5. Il résulte de ce tout qui précède que la SARL Courtier en prêts immobiliers n'est pas fondée à soutenir que c'est à tort que, par le jugement attaqué, le tribunal administratif de Versailles a rejeté sa demande. La requête doit par suite être rejetée, y compris ses conclusions tendant à l'application de l'article L. 761-1 du code de justice administrative.

DECIDE :

Article 1er : La requête de la SARL Courtier en prêts immobiliers est rejetée.

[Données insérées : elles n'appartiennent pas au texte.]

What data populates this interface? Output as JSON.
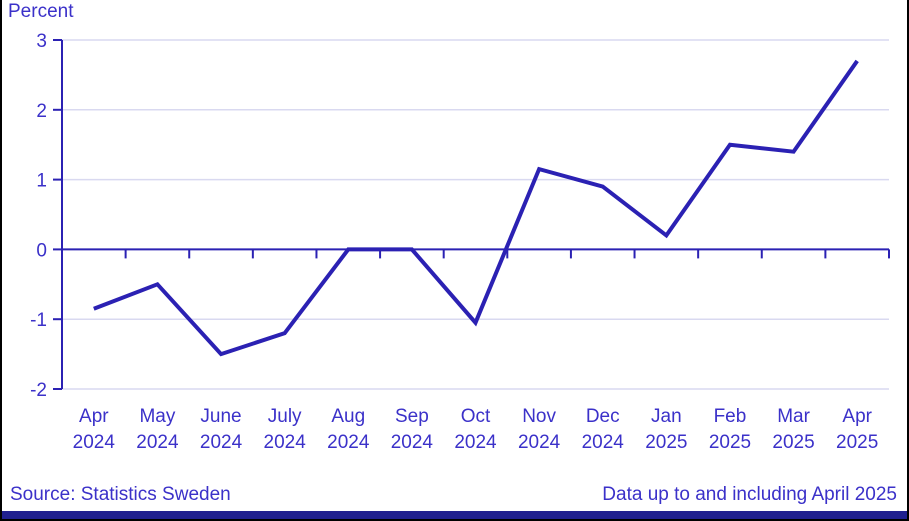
{
  "header": {
    "unit_label": "Percent"
  },
  "footer": {
    "source": "Source: Statistics Sweden",
    "coverage_note": "Data up to and including April 2025"
  },
  "colors": {
    "accent": "#2b21b3",
    "label_text": "#3b31c9",
    "grid": "#d9d9f0",
    "footer_bar": "#20208f",
    "frame_border": "#000000",
    "background": "#ffffff"
  },
  "chart_data": {
    "type": "line",
    "title": "",
    "ylabel": "Percent",
    "xlabel": "",
    "categories": [
      "Apr 2024",
      "May 2024",
      "June 2024",
      "July 2024",
      "Aug 2024",
      "Sep 2024",
      "Oct 2024",
      "Nov 2024",
      "Dec 2024",
      "Jan 2025",
      "Feb 2025",
      "Mar 2025",
      "Apr 2025"
    ],
    "values": [
      -0.85,
      -0.5,
      -1.5,
      -1.2,
      0.0,
      0.0,
      -1.05,
      1.15,
      0.9,
      0.2,
      1.5,
      1.4,
      2.7
    ],
    "ylim": [
      -2,
      3
    ],
    "y_ticks": [
      3,
      2,
      1,
      0,
      -1,
      -2
    ],
    "grid": "horizontal-light",
    "zero_line": true,
    "legend_position": "none",
    "series_name": "Percent"
  }
}
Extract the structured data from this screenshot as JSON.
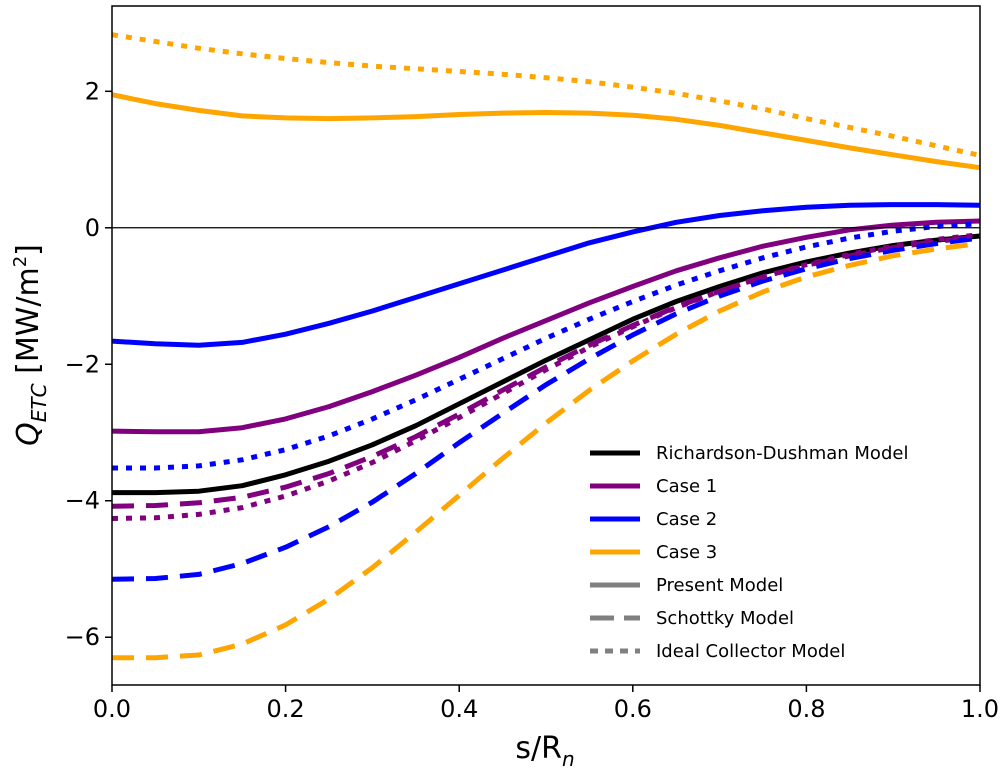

Article 2 : Le présent arrêt sera notifié à la SARL Courtier en prêts immobiliers et au ministre de l'économie, des finances et de la souveraineté industrielle et numérique.

Délibéré après l'audience du 16 décembre 2022, à laquelle siégeaient :

M. Beaujard, président de chambre,

Mme Dorion, présidente assesseure,

Mme Pham, première conseillère.

Rendu public par mise à disposition au greffe, le 10 janvier 2023.

La rapporteure,

O. A Le président,

P. BEAUJARDLa greffière,

A. GAUTHIER

La République mande et ordonne au ministre de l'économie, des finances et de la souveraineté industrielle et numérique en ce qui le concerne ou à tous commissaires de justice à ce requis en ce qui concerne les voies de droit commun contre les parties privées, de pourvoir à l'exécution de la présente décision.